I came across a story about an old case from 2007 where hackers infiltrated T.J. Maxx’s wireless network at one of the outlets and stole over 45 million credit card numbers. Those involved got caught and convicted.
While it’s true that apparently the outlet involved didn’t even encrypt the wireless link and as such any novice hacker could have hacked into it; even if the outlet had employed encryption I still believe the whole setup was a very bad idea.
Wireless has its uses of course, but should be heavily avoided in certain scenarios. Do not connect a wireless network to a network that transfers confidential information. If you have no other way around it, do not simply rely on the encryption provided by the wireless system, use encrypted tunnels such as VPN or SSH to further protect your valuable data.

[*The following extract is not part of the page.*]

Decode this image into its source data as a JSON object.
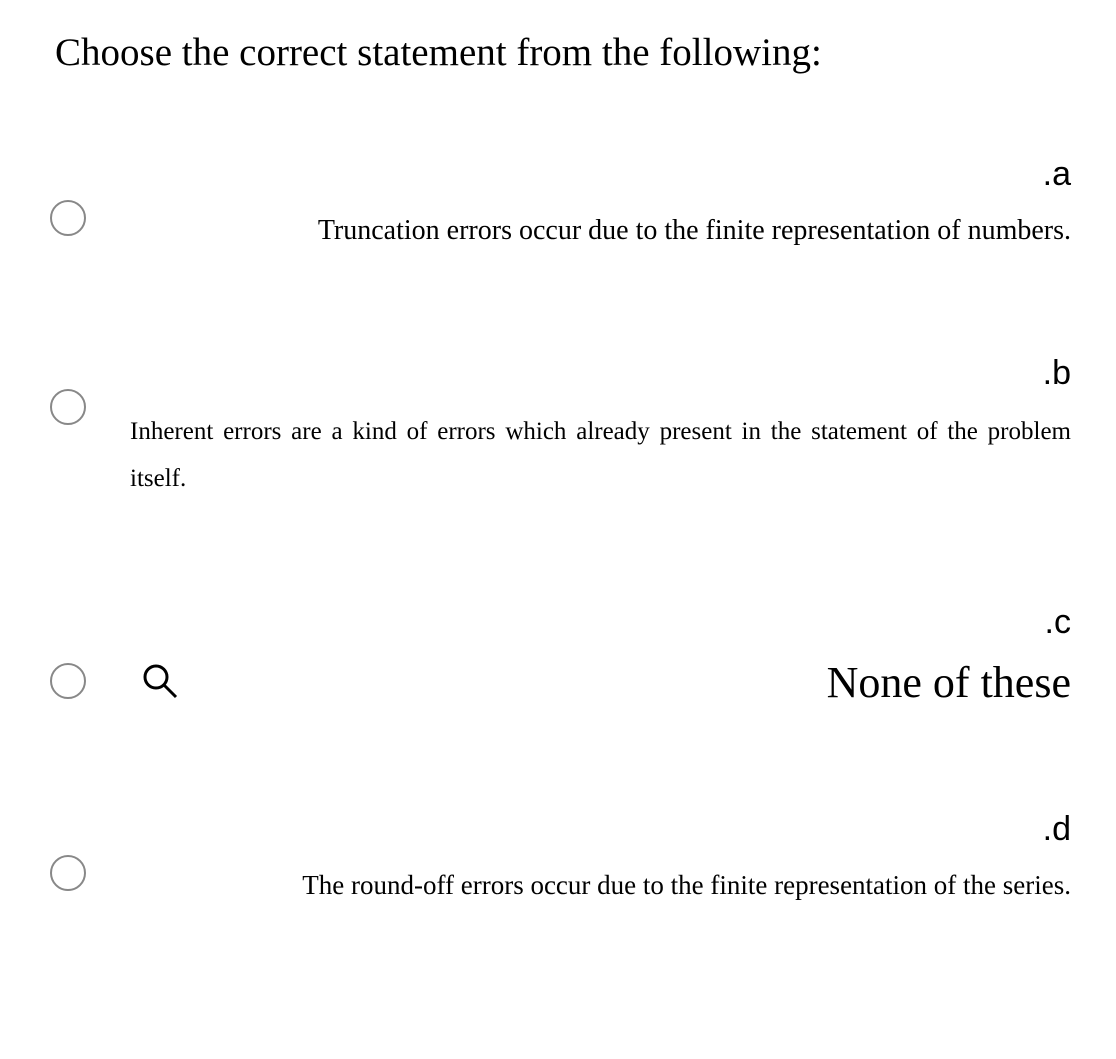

The reason for this is that perhaps the most important aspect for a secure system is physical security. Wireless kills that outright. Wireless is the equivalent of offering connectivity to your network on the street. This means that if credit card numbers or any other information is flowing on the same network, hackers will only need to listen in from a safe distance and you will be sending the credit card details directly to them; they do not even need to expose themselves, they can simple hide a laptop in the boot of the car, leaving it recording while they browse your store… 100% undetectable.
What if I use WEP or WPA/2, am I safe then?
WEP is the equivalent of having your wireless network unencrypted; vulnerabilities allow everyone with the right tools to break the encryption in less than 10 minutes. WPA it is a little bit more challenging but not much. Hackers can still record the traffic and crack it comfortably in the safety of their homes and once again this is totally undetectable. The time required can vary especially if one uses a good password. If the password used is a dictionary word (which is the first thing a hacker will try) your password will be quickly discovered.
A Russian-based company has released software which utilises GPGPU to help with WPA cracking. They claim speeds of 52k passwords per second using a GOOD GPU. Using this software an attacker can attempt the entire English dictionary in 10 seconds. 52k attempts per second makes brute force attack a viable option as well. GPGPU has an additional advantage of being modular. Insert two graphic cards and you just speeded up the whole process by double. It’s possible to have up to 4 cards per system and it is possible to split the load between multiple machines. While it will not be very cheap to use such a setup, criminals intended on exploiting this might still find it worth the investment since this will more than pay for itself at the very first successful attack. It is also important to remember that in most cases this will be a one time effort since people do not generally change WPA passwords once set.
I believe it is very dangerous to have wireless networks with confidential information going through them. My recommendation is that even if you are using encryption on it, think of it as already compromised and act accordingly. If possible I would recommend that wireless networks and physical networks should be physically segregated as much as possible with confidential information only flowing through physical networks.